Resveratrol is an antioxidant, a type of compound that limits oxidative stress by killing off free radicals. It occurs in substantial amounts in red wine, and is thought to be at least partially responsible for the observed protection that red wine seems to provide against conditions such as high cholesterol, insulin sensitivity, and even heart disease.
These health benefits are part of the “French paradox,” which describes how the typical French diet of heavy sauces and fat, but a lot of red wine, results in lower levels of heart disease and related conditions. “Despite eating a diet equally high in saturated fat as the typical American diet, the French were shown to have about one-third the level of cardiovascular disease. Continued research indicates that moderate consumption of red wine, along with fruits, vegetables, nuts and lower amounts of red meat, may contribute to this lower risk of heart of disease,” says researcher Dr. Debra Miller.
While not found in as high an abundance as in red wine, researchers found that dark chocolate, baking chocolate and cocoa powder, all had significant amounts of the compound. “This study shows that the levels of resveratrol found in cocoa and chocolate products is second to red wine among known sources of resveratrol and forms yet another important link between the antioxidants found in cocoa and dark chocolate to other foods,” says study researcher Dr. David Stuart.
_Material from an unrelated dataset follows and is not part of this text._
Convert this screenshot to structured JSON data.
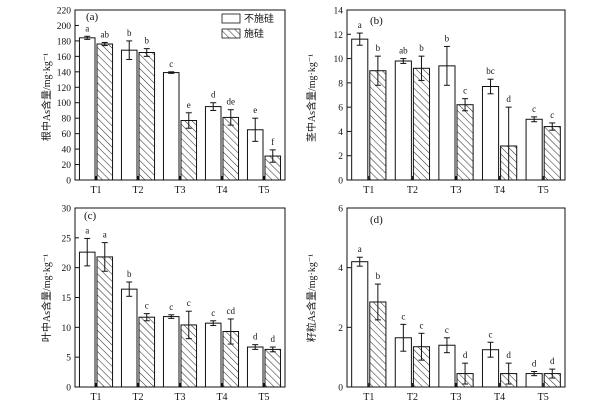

The study analyzed cocoa powder, baking chocolate, dark chocolate, semi-sweet baking chips, milk chocolate and chocolate syrup for resveterol content, as well as piceid, another antioxidant. Cocoa powder was found to have the highest antioxidant content, followed by baking chocolate and dark chocolate, with the other products following with lower contents. Picead levels were higher than in red wine, while resveterol levels were lower, though still substantial.
The findings of this study further support the notion that cocoa and derived products may have health benefits. Past research showed that flavanols, another type of antioxidant, were present in cocoa in high amounts and might help with health. Now resveratrols, which are related but still very different from flavanols, might provide even further health protection, to a comparable level with that of red wine. “For years, flavanols, a different class of compounds in chocolate, received most of the attention, but these are quite different than resveratrol. It is exciting to see additional antioxidants identified in cocoa and chocolate,” concludes study researcher Dr. Jeff Hurst.